What AMD needs now is to get high end products out the door because that’s where the profits lie.
“Until they get Barcelona and Phenom quad[-core] out in volume, that means they are not playing at the top of the stack where the best ASPs are,” he said. “If you don’t have products there, the rest of your products are still moving downward in price. If you don’t have anything to replace them at the top end, your ASPs are sinking.”
Compared to other markets, PC server chips had the best quarter, growing 17.0 percent sequentially while laptop chips grew 10.3 percent and desktop processors were up 6.5 percent.
In all three categories, IDC reported that sales in the middle and high end outpaced the low end. Rau attributed this primarily to Intel’s Caneland platform, and a little to AMD’s success in finally shipping Barcelona.

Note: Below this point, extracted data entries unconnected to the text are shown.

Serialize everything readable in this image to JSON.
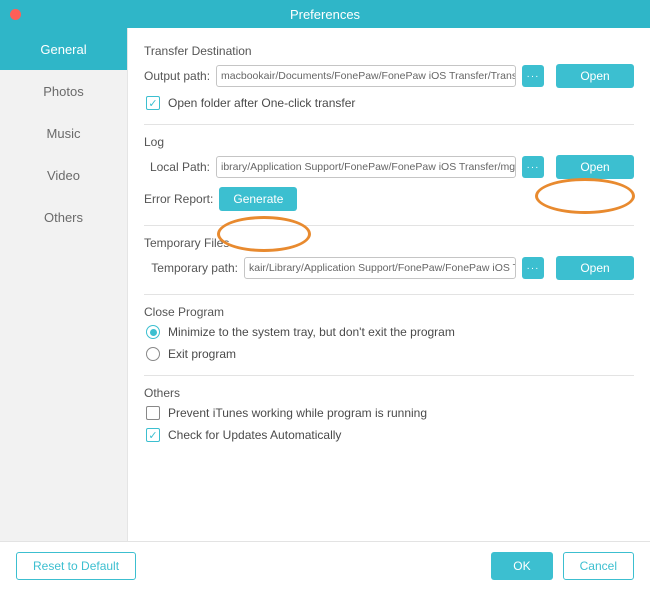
{
  "window": {
    "title": "Preferences"
  },
  "sidebar": {
    "items": [
      {
        "label": "General",
        "active": true
      },
      {
        "label": "Photos",
        "active": false
      },
      {
        "label": "Music",
        "active": false
      },
      {
        "label": "Video",
        "active": false
      },
      {
        "label": "Others",
        "active": false
      }
    ]
  },
  "sections": {
    "transfer": {
      "title": "Transfer Destination",
      "output_label": "Output path:",
      "output_value": "macbookair/Documents/FonePaw/FonePaw iOS Transfer/TransferDir",
      "browse_label": "···",
      "open_label": "Open",
      "open_folder_checkbox_label": "Open folder after One-click transfer",
      "open_folder_checked": true
    },
    "log": {
      "title": "Log",
      "local_path_label": "Local Path:",
      "local_path_value": "ibrary/Application Support/FonePaw/FonePaw iOS Transfer/mg_log.log",
      "browse_label": "···",
      "open_label": "Open",
      "error_report_label": "Error Report:",
      "generate_label": "Generate"
    },
    "temp": {
      "title": "Temporary Files",
      "temp_path_label": "Temporary path:",
      "temp_path_value": "kair/Library/Application Support/FonePaw/FonePaw iOS Transfer",
      "browse_label": "···",
      "open_label": "Open"
    },
    "close_program": {
      "title": "Close Program",
      "minimize_label": "Minimize to the system tray, but don't exit the program",
      "exit_label": "Exit program",
      "selected": "minimize"
    },
    "others": {
      "title": "Others",
      "prevent_itunes_label": "Prevent iTunes working while program is running",
      "prevent_itunes_checked": false,
      "check_updates_label": "Check for Updates Automatically",
      "check_updates_checked": true
    }
  },
  "footer": {
    "reset_label": "Reset to Default",
    "ok_label": "OK",
    "cancel_label": "Cancel"
  },
  "colors": {
    "accent": "#3cbfd0",
    "highlight": "#e88a2f"
  }
}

For the year, desktop processors grew by 2 percent, servers were up 5.6 percent, and mobile processors grew a whopping 34.3 percent.

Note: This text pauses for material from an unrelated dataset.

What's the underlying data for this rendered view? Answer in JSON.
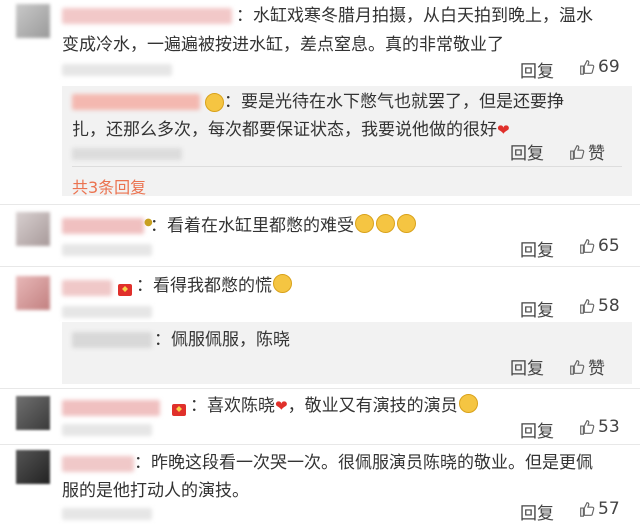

IDC’s PC researchers estimate that in 2010, laptop system sales will finally surpass desktop sales — one year earlier than it had previously projected. Rau said he expects an even earlier transition for CPUs, with laptop chip sales surpassing desktop models in late 2009.
IDC expects mobile sales to remain strong in 2008, but a weakening of the U.S. economy may impact the rest of the market.
Both Intel and AMD noted in their recent quarterly announcements that they do about three-quarters of their business outside of the country, so impact of a U.S. slowdown might be mitigated.
Rau agrees, to a point.
“For an American-based company, having a lot of worldwide business does help them hedge their bets, especially as it goes along with a weak American dollar,” he said. “That’s an effective price cut for emerging markets that are very price-conscious. The danger is when the U.S. economy spills over into the worldwide economy.”